Seems storing data in parquet file format gives good performance numbers as compared to the normal text file. Using parquet with snappy compression gives performance as well better utilization of cluster in terms of space as well.
So my question is whether to go with only parquet file format or to go with parquet plus snappy compression for storing data on HDFS. What are the industrial standard approaches and why? Any help is highly appreciated.
Upvotes: -2
Views: 228
Reputation: 20969
It certainly depends on your usecase.
Do you want to use a query engine (Hive, Impala) on top of these files? Go for a columnar format like ORC or Parquet. Columnar formats are much more efficient for queries, as you usually only project a subset of data to your result. Plus side, they compress really well.
Do you plan on using mostly MapReduce/batch operations on all the fields of your data?
Again depending on your use case: Human readable? Use JSON or CSVs. Binary? Use sequence files.
Upvotes: 1
Reputation: 2255
Keep in mind that distributions follow different approaches
Hortonworks will tell you that you should use ORC. As this is the format supported by Hortonworks. You can use it with snappy.
Cloudera will tell you to use Parquet as it is their preferred format.
MapR will tell you that HDFS is a file storage and not a file system, using MapRFS is the only real file system on Hadoop and you should go for that.

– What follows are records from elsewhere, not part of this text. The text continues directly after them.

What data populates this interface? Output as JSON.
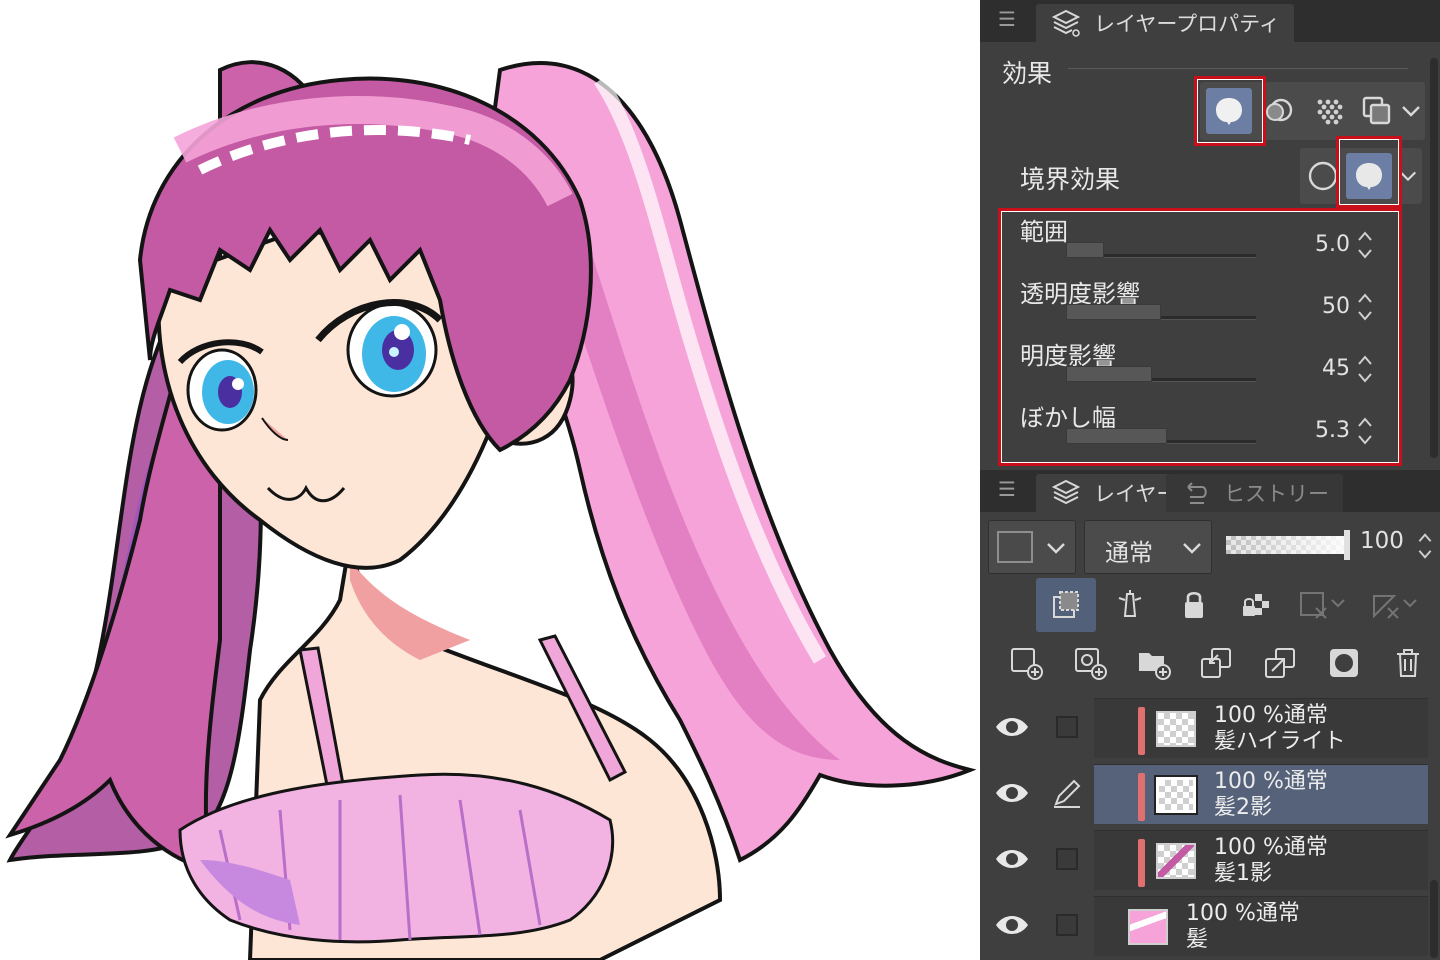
{
  "panel": {
    "property_tab": {
      "label": "レイヤープロパティ"
    },
    "effects": {
      "title": "効果",
      "buttons": [
        "boundary-effect",
        "tone",
        "halftone",
        "layer-color"
      ]
    },
    "boundary": {
      "label": "境界効果",
      "options": [
        "border",
        "watercolor-edge"
      ]
    },
    "params": [
      {
        "label": "範囲",
        "value": "5.0",
        "fill": 0.2
      },
      {
        "label": "透明度影響",
        "value": "50",
        "fill": 0.5
      },
      {
        "label": "明度影響",
        "value": "45",
        "fill": 0.45
      },
      {
        "label": "ぼかし幅",
        "value": "5.3",
        "fill": 0.53
      }
    ],
    "layer_tabs": {
      "layer": "レイヤー",
      "history": "ヒストリー"
    },
    "layer_toolbar": {
      "blend_mode": "通常",
      "opacity": "100"
    },
    "layers": [
      {
        "opacity_mode": "100 %通常",
        "name": "髪ハイライト",
        "clipped": true,
        "selected": false
      },
      {
        "opacity_mode": "100 %通常",
        "name": "髪2影",
        "clipped": true,
        "selected": true
      },
      {
        "opacity_mode": "100 %通常",
        "name": "髪1影",
        "clipped": true,
        "selected": false
      },
      {
        "opacity_mode": "100 %通常",
        "name": "髪",
        "clipped": false,
        "selected": false
      }
    ],
    "colors": {
      "accent": "#6c7ea4",
      "highlight_box": "#c8101a",
      "clip_bar": "#e07070",
      "panel_bg": "#3f3f3f"
    }
  }
}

Following the advises of the distributors is definitely a good choice. Most likely you will not choose a distribution just on file storage parameters.
Upvotes: 0
Reputation: 3421
As far as I know, Parquet format with Snappy Compression is very efficient and widely used in industry. You can use Avro also but it depends upon your use case. A comparison stat on internet:
Uncompressed CSV : 1.8 GB
Avro : 1.5 GB
Avro w/ Snappy Compression : 750 MB
Parquet w/ Snappy Compression : 300 MB
You can have a look at this document for more details.
Upvotes: 2